Рассказывали, что «греческая» рукопись дошла и до святого митрополита Филарета, который тоже признал ее замечательной, хотя со свойственной ему проницательностью тотчас догадался, что писана она «не греком и не лицом духовного звания»[414]. Но и оценка великого московского митрополита не могла повлиять на отношение в официальных кругах к богословскому творчеству какого‑то бывшего гусарского офицера. Иван Киреевский свидетельствовал, что Хомякову одно время было запрещено не только печатать, но даже читать свои произведения друзьям.
По мнению Фуделя, это неприятие было связано с тем, что и хомяковский «катехизис», и другие произведения его или его соратников обличали по существу «внутрироссийскую действительность, гражданскую и церковную»[415], хотя острие полемических выпадов и было направлено против проявлений, характерных для западных вероисповеданий. Действительно, схоластика, ставшая предметом критики Ивана Киреевского как стремление к «наукообразному богословию», из которого «живое, цельное понимание внутренней духовной жизни… изгонялось под именем “мистики”»[416], была свойственна России XIX века не менее чем Западной Европе. Ю. Ф. Самарин был прав, утверждая, что Хомяков «поднял голос не против вероисповеданий латинского и протестантского, а против рационализма, им первым опознанного в начальных его формах, латинской и протестантской»[417].
Полемический диалог Хомякова и славянофильства вообще с Западом стал предметом особенного внимания Сергея Фуделя. Он сочувственно цитирует слова Владимира Соловьева: за основную мысль Хомякова, что «истина дается только любви», ему «простятся все полемические грехи». Фудель не забывает также отметить, что именно Хомякову принадлежат полюбившиеся Достоевскому слова о «дальнем Западе, стране святых чудес», и напоминает, что, по собственному признанию Хомякова, еще в юности его воображение «воспламенялось надеждою увидеть весь мир христианский соединенным под одним знаменем истины»[418].
Знаки надежды Фудель находит в следах влияния Хомякова, усматриваемых им в энциклике Пия XII «О мистическом Теле Христовом», где излагается «учение о Церкви прежде всего как о живом организме»[419], а также в документах II Ватиканского Собора, за ходом которого Фудель пристально следил по доступным ему публикациям в «Журнале Московской Патриархии», а также машинописным материалам из Издательского отдела Патриархии и Московской духовной академии. С радостью он отмечает, что «идея соборности, основная идея Востока и славянофилов», недавно, казалось, не понимаемая Римом, склонным к иерархическому абсолютизму, «зазвучала в соборных речах и постановлениях»[420]. Соборность, как главный вклад Хомякова в богословие, получила высокую оценку и в вышедшей после Собора «Новой католической энциклопедии», а также в других трудах католических исследователей. «Парадоксально, но преодоление идеями Хомякова атмосферы равнодушия и невежества на родине идет более медленно»[421], — отмечает Фудель.

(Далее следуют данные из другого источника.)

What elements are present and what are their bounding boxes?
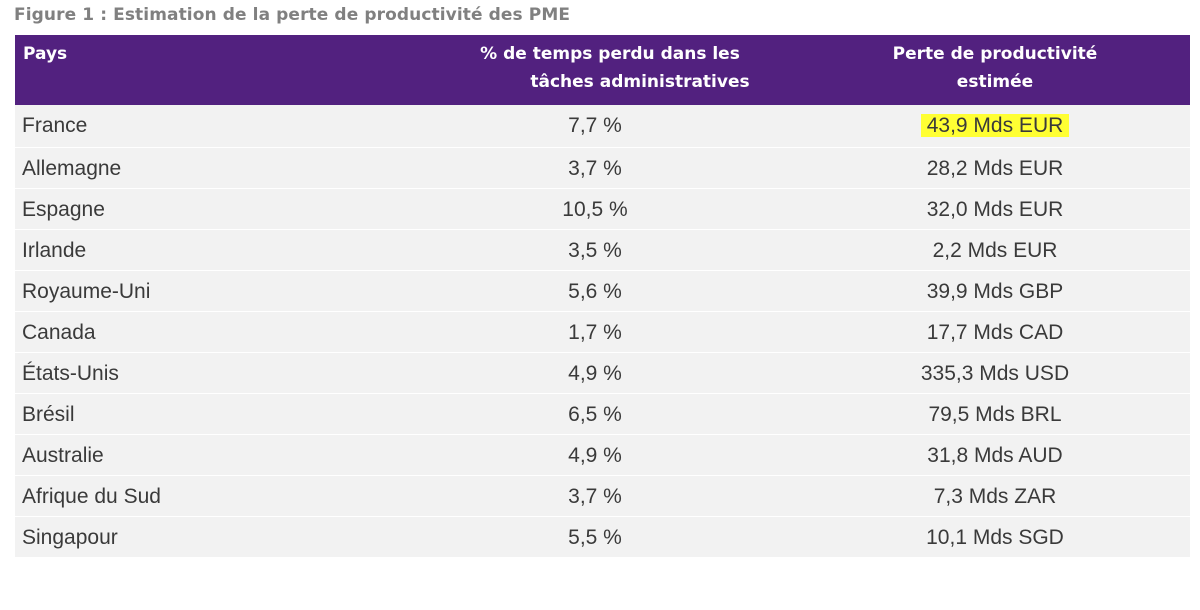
- cell-time-lost: 7,7 %: [568, 114, 622, 137]
- table-row: France 7,7 % 43,9 Mds EUR: [15, 105, 1190, 148]
- table-row: Canada 1,7 % 17,7 Mds CAD: [15, 312, 1190, 353]
- cell-productivity-loss: 79,5 Mds BRL: [928, 403, 1062, 426]
- cell-country: Royaume-Uni: [22, 280, 151, 303]
- cell-productivity-loss: 335,3 Mds USD: [920, 362, 1070, 385]
- highlighted-value: 43,9 Mds EUR: [920, 114, 1070, 137]
- cell-country: Australie: [22, 444, 104, 467]
- cell-country: France: [22, 114, 88, 137]
- cell-productivity-loss: 28,2 Mds EUR: [926, 157, 1064, 180]
- header-productivity-loss-line2: estimée: [956, 72, 1034, 92]
- cell-time-lost: 4,9 %: [568, 444, 622, 467]
- header-productivity-loss-line1: Perte de productivité: [892, 44, 1098, 64]
- table-row: Espagne 10,5 % 32,0 Mds EUR: [15, 189, 1190, 230]
- table-row: Royaume-Uni 5,6 % 39,9 Mds GBP: [15, 271, 1190, 312]
- cell-time-lost: 3,7 %: [568, 485, 622, 508]
- cell-country: Allemagne: [22, 157, 122, 180]
- cell-productivity-loss: 10,1 Mds SGD: [926, 526, 1064, 549]
- table-row: Australie 4,9 % 31,8 Mds AUD: [15, 435, 1190, 476]
- cell-productivity-loss: 2,2 Mds EUR: [932, 239, 1058, 262]
- cell-productivity-loss: 39,9 Mds GBP: [926, 280, 1064, 303]
- cell-country: Singapour: [22, 526, 118, 549]
- cell-country: Espagne: [22, 198, 105, 221]
- table-body: France 7,7 % 43,9 Mds EUR Allemagne 3,7 …: [15, 105, 1190, 558]
- figure-caption: Figure 1 : Estimation de la perte de pro…: [14, 5, 571, 25]
- header-time-lost-line2: tâches administratives: [530, 72, 750, 92]
- cell-time-lost: 6,5 %: [568, 403, 622, 426]
- cell-time-lost: 3,7 %: [568, 157, 622, 180]
- table-row: Afrique du Sud 3,7 % 7,3 Mds ZAR: [15, 476, 1190, 517]
- cell-time-lost: 1,7 %: [568, 321, 622, 344]
- table-row: Irlande 3,5 % 2,2 Mds EUR: [15, 230, 1190, 271]
- cell-productivity-loss: 32,0 Mds EUR: [926, 198, 1064, 221]
- cell-time-lost: 10,5 %: [562, 198, 628, 221]
- cell-time-lost: 4,9 %: [568, 362, 622, 385]
- table-header: Pays % de temps perdu dans les tâches ad…: [15, 35, 1190, 105]
- cell-productivity-loss: 17,7 Mds CAD: [926, 321, 1064, 344]
- table-row: Brésil 6,5 % 79,5 Mds BRL: [15, 394, 1190, 435]
- cell-productivity-loss: 7,3 Mds ZAR: [933, 485, 1057, 508]
- table-row: Allemagne 3,7 % 28,2 Mds EUR: [15, 148, 1190, 189]
- header-productivity-loss: Perte de productivité estimée: [855, 40, 1135, 96]
- cell-time-lost: 5,5 %: [568, 526, 622, 549]
- productivity-table: Pays % de temps perdu dans les tâches ad…: [15, 35, 1190, 558]
- header-country: Pays: [23, 44, 68, 64]
- cell-country: États-Unis: [22, 362, 119, 385]
- cell-country: Irlande: [22, 239, 87, 262]
- header-time-lost-line1: % de temps perdu dans les: [480, 44, 740, 64]
- table-row: États-Unis 4,9 % 335,3 Mds USD: [15, 353, 1190, 394]
- cell-productivity-loss: 43,9 Mds EUR: [855, 105, 1135, 146]
- cell-country: Brésil: [22, 403, 75, 426]
- cell-time-lost: 3,5 %: [568, 239, 622, 262]
- cell-country: Canada: [22, 321, 96, 344]
- cell-productivity-loss: 31,8 Mds AUD: [927, 444, 1063, 467]
- table-row: Singapour 5,5 % 10,1 Mds SGD: [15, 517, 1190, 558]
- cell-time-lost: 5,6 %: [568, 280, 622, 303]
- header-time-lost: % de temps perdu dans les tâches adminis…: [455, 40, 765, 96]
- cell-country: Afrique du Sud: [22, 485, 161, 508]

Признавая, что «стремление к христианскому объединению не должно и не может быть вычеркнуто из нашего сознания, как живой голос эпохи»[422], Фудель, вслед за Хомяковым, предлагает приближаться к единству через познание существа Церкви, а не посредством человеческих, рассудочных сделок и «легких экуменических выводов»[423]. Ему близки слова отца славянофильской экклезиологии: «В десятке различных христианств, действующих совокупно, человечество с полным основанием опознало бы сознанное бессилие и замаскированный скептицизм»[424].
После целого ряда критических высказываний — вполне отвечающих хомяковскому полемическому темпераменту — о папской непогрешимости, об ущербной рассудочности томизма — «и старого, и нового», о завороженности неотомизма «культом современного научного познания»[425], Фудель наконец вновь обращается к давно вынашиваемой мысли, что истинное соединение в Боге, «в теле Церкви Его», возможно только «при возвращении к первой любви, к первохристианству: в благодатном познании, в жизни, действительно наполненной любовью Духа»[426].